I encountered this issue today & it looks to be an issue when peering TGW across account(s). It doesn't happen when you peer between regions or within region providing the TGW(s) are in the same account, the IDs generated are the same. There's an additional attribute returned in the create response from the API AccepterTransitGatewayAttachmentId when it's across account.

{"TransitGatewayPeeringAttachment": {"TransitGatewayAttachmentId": "tgw-attach-0d563f5cc2146140b", "AccepterTransitGatewayAttachmentId": "tgw-attach-09efbd5b1be898b1b", "RequesterTgwInfo": {"TransitGatewayId": "tgw-004dc52edcf937e7f", "OwnerId": "123456789012", "Region": "eu-west-1"}, "AccepterTgwInfo": {"TransitGatewayId": "tgw-0180bfb4c7a8d076d", "OwnerId": "210987654321", "Region": "eu-west-1"}, "State": "initiatingRequest"}

On the describe this attribute isn't returned.

{"TransitGatewayAttachmentId": "tgw-attach-0d563d5cc2146140b", "RequesterTgwInfo": {"TransitGatewayId": "tgw-004de52edcf937e7f", "OwnerId": "123456789012", "Region": "eu-west-1"}, "AccepterTgwInfo": {"TransitGatewayId": "tgw-0180cfb4c7a8d076e", "OwnerId": "210987654321", "Region": "eu-west-1"}]}

I also can't seem to get the tests to run correctly.

make testacc TESTS=testAccTransitGatewayPeeringAttachmentAccepterConfig_differentAccount PKG=ec2   
==> Checking that code complies with gofmt requirements...
TF_ACC=1 go test ./internal/service/ec2/... -v -count 1 -parallel 20 -run='testAccTransitGatewayPeeringAttachmentAccepterConfig_differentAccount'  -timeout 180m
testing: warning: no tests to run
PASS
ok      github.com/hashicorp/terraform-provider-aws/internal/service/ec2        3.954s [no tests to run]

[flaviomoringa]

I'm having the exact same same issue and I'm a stuck... createing the TGW peering accross accounts seems impossible right now using terraform because I cannot get the correct attach ID to pass to the accepter

This seems a big oversight :-(

[github-actions[bot]]

[!WARNING] This issue has been closed, meaning that any additional comments are hard for our team to see. Please assume that the maintainers will not see them.

Ongoing conversations amongst community members are welcome, however, the issue will be locked after 30 days. Moving conversations to another venue, such as the AWS Provider forum, is recommended. If you have additional concerns, please open a new issue, referencing this one where needed.

[github-actions[bot]]

This functionality has been released in v5.45.0 of the Terraform AWS Provider. Please see the Terraform documentation on provider versioning or reach out if you need any assistance upgrading.

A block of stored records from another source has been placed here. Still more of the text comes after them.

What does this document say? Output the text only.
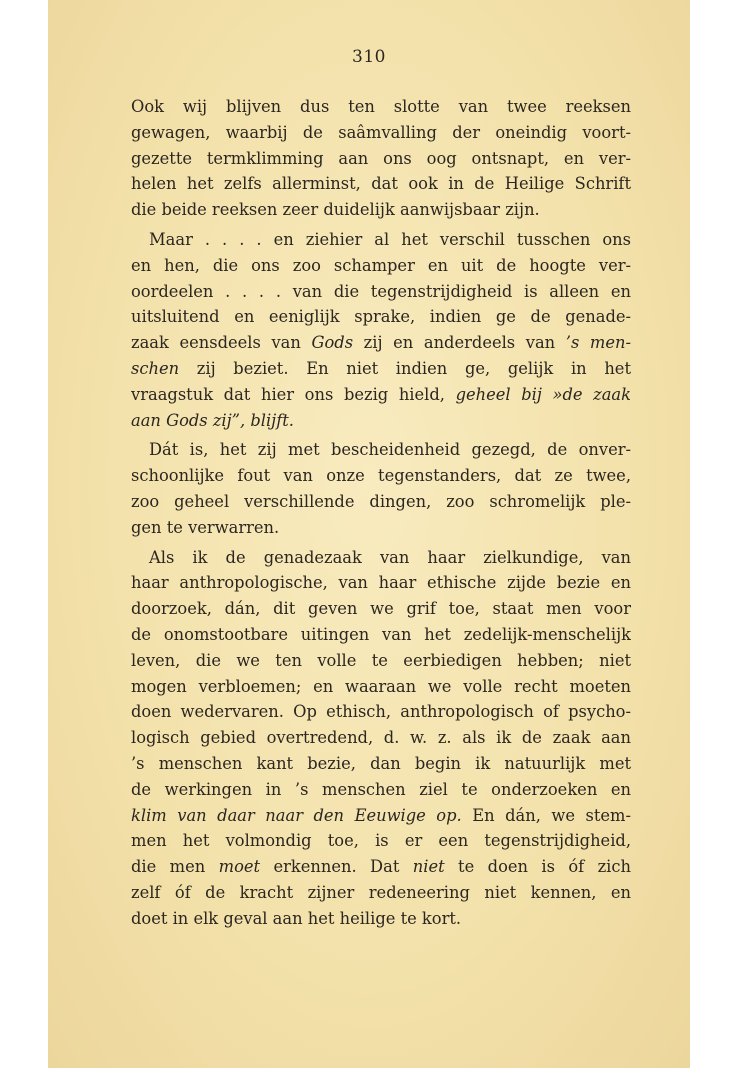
310
Ook wij blijven dus ten slotte van twee reeksen
gewagen, waarbij de saâmvalling der oneindig voort-
gezette termklimming aan ons oog ontsnapt, en ver-
helen het zelfs allerminst, dat ook in de Heilige Schrift
die beide reeksen zeer duidelijk aanwijsbaar zijn.
Maar . . . . en ziehier al het verschil tusschen ons
en hen, die ons zoo schamper en uit de hoogte ver-
oordeelen . . . . van die tegenstrijdigheid is alleen en
uitsluitend en eeniglijk sprake, indien ge de genade-
zaak eensdeels van Gods zij en anderdeels van ’s men-
schen zij beziet. En niet indien ge, gelijk in het
vraagstuk dat hier ons bezig hield, geheel bij »de zaak
aan Gods zij”, blijft.
Dát is, het zij met bescheidenheid gezegd, de onver-
schoonlijke fout van onze tegenstanders, dat ze twee,
zoo geheel verschillende dingen, zoo schromelijk ple-
gen te verwarren.
Als ik de genadezaak van haar zielkundige, van
haar anthropologische, van haar ethische zijde bezie en
doorzoek, dán, dit geven we grif toe, staat men voor
de onomstootbare uitingen van het zedelijk-menschelijk
leven, die we ten volle te eerbiedigen hebben; niet
mogen verbloemen; en waaraan we volle recht moeten
doen wedervaren. Op ethisch, anthropologisch of psycho-
logisch gebied overtredend, d. w. z. als ik de zaak aan
’s menschen kant bezie, dan begin ik natuurlijk met
de werkingen in ’s menschen ziel te onderzoeken en
klim van daar naar den Eeuwige op. En dán, we stem-
men het volmondig toe, is er een tegenstrijdigheid,
die men moet erkennen. Dat niet te doen is óf zich
zelf óf de kracht zijner redeneering niet kennen, en
doet in elk geval aan het heilige te kort.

For further feature requests or bug reports with this functionality, please create a new GitHub issue following the template. Thank you!

[github-actions[bot]]

I'm going to lock this issue because it has been closed for 30 days ⏳. This helps our maintainers find and focus on the active issues. If you have found a problem that seems similar to this, please open a new issue and complete the issue template so we can capture all the details necessary to investigate further.